Nicht nur für Kinder: Warum Märchen heute boomen
DW
In Dänemark wurde das Hans Christian Andersen-Museum neu eröffnet, weltweit stürmen Märchen die Kinokassen und Bestsellerlisten. Warum wir heute so märchenhungrig sind.
Noch vor sieben Jahre stand an der malerischen Straßenecke in der dänischen Kleinstadt Odense nur ein unscheinbares, einstöckiges gelbes Haus: das Geburtshaus eines der berühmtesten Märchenautoren der Welt, Hans Christian Andersen. Vor über 200 Jahren, im Jahr 1805, wurde Andersen in Odense in die Armut hineingeboren.

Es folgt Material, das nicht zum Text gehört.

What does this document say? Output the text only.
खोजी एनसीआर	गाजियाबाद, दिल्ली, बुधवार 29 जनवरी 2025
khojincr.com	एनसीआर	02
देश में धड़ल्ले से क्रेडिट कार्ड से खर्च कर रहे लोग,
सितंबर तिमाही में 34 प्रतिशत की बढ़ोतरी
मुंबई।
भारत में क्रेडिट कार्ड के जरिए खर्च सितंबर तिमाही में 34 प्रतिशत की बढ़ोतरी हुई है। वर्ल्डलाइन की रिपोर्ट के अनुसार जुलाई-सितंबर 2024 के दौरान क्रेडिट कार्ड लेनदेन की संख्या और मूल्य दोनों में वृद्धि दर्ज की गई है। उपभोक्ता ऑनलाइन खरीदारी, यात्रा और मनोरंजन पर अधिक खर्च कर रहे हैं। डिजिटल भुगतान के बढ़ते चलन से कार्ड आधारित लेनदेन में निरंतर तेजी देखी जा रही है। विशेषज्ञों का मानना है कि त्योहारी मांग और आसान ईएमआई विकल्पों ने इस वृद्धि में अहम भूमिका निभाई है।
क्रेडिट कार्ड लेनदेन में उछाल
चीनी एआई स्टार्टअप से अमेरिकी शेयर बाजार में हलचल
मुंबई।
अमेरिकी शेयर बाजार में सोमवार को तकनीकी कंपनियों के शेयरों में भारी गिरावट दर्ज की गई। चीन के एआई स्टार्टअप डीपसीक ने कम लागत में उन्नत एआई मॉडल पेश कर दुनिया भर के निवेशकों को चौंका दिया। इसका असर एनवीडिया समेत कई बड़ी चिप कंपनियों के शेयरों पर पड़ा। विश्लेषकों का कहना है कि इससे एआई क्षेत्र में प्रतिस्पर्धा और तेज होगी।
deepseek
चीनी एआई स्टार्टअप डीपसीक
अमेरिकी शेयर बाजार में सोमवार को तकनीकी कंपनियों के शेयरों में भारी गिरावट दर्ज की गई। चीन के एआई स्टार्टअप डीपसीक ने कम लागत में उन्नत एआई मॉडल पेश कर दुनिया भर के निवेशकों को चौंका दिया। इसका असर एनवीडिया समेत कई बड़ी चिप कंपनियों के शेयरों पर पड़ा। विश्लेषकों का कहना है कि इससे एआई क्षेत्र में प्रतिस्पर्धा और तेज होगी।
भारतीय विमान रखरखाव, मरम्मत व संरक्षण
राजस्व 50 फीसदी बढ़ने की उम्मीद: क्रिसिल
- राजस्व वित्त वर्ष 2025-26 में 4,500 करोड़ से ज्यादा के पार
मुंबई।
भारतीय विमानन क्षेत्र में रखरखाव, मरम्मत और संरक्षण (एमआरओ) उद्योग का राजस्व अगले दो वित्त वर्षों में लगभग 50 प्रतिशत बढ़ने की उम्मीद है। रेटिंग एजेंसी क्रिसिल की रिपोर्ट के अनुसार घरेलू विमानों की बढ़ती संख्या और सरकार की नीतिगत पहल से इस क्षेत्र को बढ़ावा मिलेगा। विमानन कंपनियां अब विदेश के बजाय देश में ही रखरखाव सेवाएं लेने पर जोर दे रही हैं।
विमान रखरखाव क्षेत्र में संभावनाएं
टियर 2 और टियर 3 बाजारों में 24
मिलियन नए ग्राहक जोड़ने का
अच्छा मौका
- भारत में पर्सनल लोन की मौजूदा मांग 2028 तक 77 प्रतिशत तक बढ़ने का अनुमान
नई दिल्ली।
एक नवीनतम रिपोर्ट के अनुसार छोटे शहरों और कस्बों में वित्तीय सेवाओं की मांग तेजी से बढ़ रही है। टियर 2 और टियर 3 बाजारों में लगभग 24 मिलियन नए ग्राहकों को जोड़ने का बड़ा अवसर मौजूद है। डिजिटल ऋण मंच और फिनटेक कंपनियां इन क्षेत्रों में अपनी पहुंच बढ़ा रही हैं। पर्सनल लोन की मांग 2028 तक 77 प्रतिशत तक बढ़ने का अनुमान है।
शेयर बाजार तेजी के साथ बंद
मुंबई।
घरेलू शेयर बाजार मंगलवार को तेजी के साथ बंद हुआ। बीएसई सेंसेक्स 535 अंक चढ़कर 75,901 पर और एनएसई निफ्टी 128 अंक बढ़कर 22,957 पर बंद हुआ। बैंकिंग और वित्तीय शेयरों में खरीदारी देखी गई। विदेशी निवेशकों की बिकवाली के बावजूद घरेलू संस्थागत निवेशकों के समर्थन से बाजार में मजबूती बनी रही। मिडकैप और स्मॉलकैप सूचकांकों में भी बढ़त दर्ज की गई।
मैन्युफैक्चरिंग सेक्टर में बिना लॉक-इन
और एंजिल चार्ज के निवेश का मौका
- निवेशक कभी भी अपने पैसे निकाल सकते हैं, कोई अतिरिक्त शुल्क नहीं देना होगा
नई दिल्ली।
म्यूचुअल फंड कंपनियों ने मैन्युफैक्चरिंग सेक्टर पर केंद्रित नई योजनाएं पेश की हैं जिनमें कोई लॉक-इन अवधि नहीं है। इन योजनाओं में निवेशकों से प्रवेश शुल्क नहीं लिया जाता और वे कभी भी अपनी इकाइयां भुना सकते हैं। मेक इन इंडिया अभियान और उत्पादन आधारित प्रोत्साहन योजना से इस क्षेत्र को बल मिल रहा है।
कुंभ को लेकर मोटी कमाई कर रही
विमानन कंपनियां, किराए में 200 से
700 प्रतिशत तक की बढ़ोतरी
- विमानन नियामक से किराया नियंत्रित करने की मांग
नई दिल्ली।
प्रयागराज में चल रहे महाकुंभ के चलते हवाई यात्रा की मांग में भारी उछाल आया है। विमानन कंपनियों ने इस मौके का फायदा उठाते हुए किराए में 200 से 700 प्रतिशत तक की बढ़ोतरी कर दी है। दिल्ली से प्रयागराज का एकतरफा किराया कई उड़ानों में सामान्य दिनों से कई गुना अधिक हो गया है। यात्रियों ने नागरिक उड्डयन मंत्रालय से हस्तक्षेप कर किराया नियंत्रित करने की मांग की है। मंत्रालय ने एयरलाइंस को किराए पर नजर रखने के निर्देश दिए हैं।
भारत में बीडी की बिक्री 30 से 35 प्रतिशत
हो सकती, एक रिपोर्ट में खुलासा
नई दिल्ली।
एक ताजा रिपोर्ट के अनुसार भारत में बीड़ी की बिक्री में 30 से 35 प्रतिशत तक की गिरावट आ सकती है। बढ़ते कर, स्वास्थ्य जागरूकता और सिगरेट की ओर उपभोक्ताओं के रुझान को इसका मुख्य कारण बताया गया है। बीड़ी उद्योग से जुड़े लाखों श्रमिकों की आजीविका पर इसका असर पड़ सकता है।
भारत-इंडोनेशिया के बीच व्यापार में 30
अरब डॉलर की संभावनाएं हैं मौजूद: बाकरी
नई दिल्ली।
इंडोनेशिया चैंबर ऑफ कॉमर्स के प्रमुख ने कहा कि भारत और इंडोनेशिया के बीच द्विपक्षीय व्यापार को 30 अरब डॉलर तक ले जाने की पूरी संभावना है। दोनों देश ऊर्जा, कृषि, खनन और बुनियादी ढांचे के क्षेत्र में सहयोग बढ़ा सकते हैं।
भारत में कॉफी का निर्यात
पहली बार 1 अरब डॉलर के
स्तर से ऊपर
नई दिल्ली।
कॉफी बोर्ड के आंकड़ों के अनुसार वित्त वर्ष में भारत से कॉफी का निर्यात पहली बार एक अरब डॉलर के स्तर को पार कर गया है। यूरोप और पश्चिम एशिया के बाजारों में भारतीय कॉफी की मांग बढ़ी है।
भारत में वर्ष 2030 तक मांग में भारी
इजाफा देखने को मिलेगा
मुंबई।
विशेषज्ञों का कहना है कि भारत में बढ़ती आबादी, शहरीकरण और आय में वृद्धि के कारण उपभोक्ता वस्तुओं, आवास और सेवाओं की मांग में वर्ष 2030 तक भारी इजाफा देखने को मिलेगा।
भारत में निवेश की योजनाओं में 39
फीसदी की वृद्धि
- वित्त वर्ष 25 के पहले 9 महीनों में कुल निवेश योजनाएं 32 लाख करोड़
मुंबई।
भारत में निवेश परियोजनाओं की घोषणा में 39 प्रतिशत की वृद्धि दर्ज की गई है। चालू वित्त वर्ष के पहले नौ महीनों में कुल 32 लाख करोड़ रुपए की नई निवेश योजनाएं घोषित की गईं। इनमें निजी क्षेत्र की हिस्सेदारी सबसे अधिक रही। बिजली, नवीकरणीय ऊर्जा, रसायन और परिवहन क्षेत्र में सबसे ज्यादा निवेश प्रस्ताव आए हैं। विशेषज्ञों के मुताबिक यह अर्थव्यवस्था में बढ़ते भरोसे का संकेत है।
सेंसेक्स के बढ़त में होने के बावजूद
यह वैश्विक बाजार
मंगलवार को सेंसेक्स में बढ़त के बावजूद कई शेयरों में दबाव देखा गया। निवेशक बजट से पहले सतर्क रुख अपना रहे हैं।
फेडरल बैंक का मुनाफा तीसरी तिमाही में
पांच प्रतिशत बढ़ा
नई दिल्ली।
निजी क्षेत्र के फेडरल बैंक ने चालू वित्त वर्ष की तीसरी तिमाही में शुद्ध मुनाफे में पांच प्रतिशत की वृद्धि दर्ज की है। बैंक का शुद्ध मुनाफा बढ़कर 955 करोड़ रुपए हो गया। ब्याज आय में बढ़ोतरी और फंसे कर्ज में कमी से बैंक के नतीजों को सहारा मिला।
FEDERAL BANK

Als Sohn eines frühverstorbenen Schusters und einer Wäscherin, die weder lesen noch schreiben konnte, war sein Aufstieg zum Weltstar der Märchenerzählenden nicht vorherzusehen.
Heute kennen seine Geschichten jedes Kind und die meisten Erwachsenen, vom "Hässlichen Entlein" über "Des Kaisers Neue Kleider" bis hin zur "Schneekönigin", der zuletzt von der Walt Disney Corporation in zwei Animationsfilmen unter dem Titel "Die Eiskönigin" (Englisch: "Frozen") zu weltweitem kommerziellen Ruhm verholfen wurde.
Sein Geburtshaus in Odense liegt inzwischen in einem wohlhabenden Viertel und dient seit 1930 als Hans Christian Andersen-Museum. Aber seit 2014 hat sich das Museum grundlegend verändert: Um- und neugebaut vom japanischen Architekten Kengo Kuma, dessen Büro sich auch für das neue Olympiastadion in Tokyo verantwortlich zeigte, ist das historische "Hans Christian Andersen Husen" seit 2021 der Eingang in eine ober- und unterirdische Märchenwelt. Ein großzügiger neuer Museumsbau und -garten sind hinzugefügt worden, in den Ausstellungsräumen über und unter der Erde können die Gäste in die geliebten Geschichten aus der Kindheit eintauchen. "Wir hatten das Gefühl, dass die Gäste im alten Museum noch etwas mehr wollten als ein traditionelles Geburtshaus-Museum", erklärt die Museumsmitarbeiterin Lone Weidemann. "Die Menschen wollten seine Märchen, denn das ist das, was sie kennen. Sie brauchen seine Fantasie und Inspiration für ihren Alltag."
Man könnte aktuell von einem "Märchen-Boom" sprechen: Zahllose Filme, Videospiele und Romane sind in den letzten Jahren erschienen, die bekannte Märchen der europäischen Märchenerzähler aus dem 19. Jahrhundert neu erzählen. In Disneys "Maleficient" (2014) wurde die "Böse Fee" aus dem Grimmschen Märchen "Dornröschen" auf einmal zur Heldin, dargestellt von Hollywoodstar Angelina Jolie. Die japanisch-amerikanische Autorin Elizabeth Lim kombinierte in "Six Crimson Cranes" (2021) das Andersen-Märchen "Die Wilden Schwäne" mit ostasiatischen Märchenmotiven und erschuf einen US-amerikanischen Bestseller. Auch in Deutschland erklimmen Neuerzählungen bekannter Stoffe regelmäßig die Bestsellerlisten, so zum Beispiel die Romane der Autorin Christina Henry.
"Boom" sei aber der falsche Ausdruck, so der deutsche Autor, Herausgeber und Märchenexperte Christian Handel im Telefongespräch mit der DW. Denn: "Märchen gehen nie weg." Schon die uns so bekannten europäischen Märchen wie "Schneewittchen" der Gebrüder Grimm, "Aschenputtel" von Charles Perrault oder "Die Prinzessin auf der Erbse" von Hans Christian Andersen beruhen auf viel älteren Quellen und Motiven, erklärt Handel - die meisten davon übrigens schriftlich. Der Mythos, dass die Gebrüder Grimm alte "deutsche" Volksmärchen, die vor allen Dingen mündlich überliefert wurden, gesammelt und aufgeschrieben hätten, ist eben das: ein Mythos.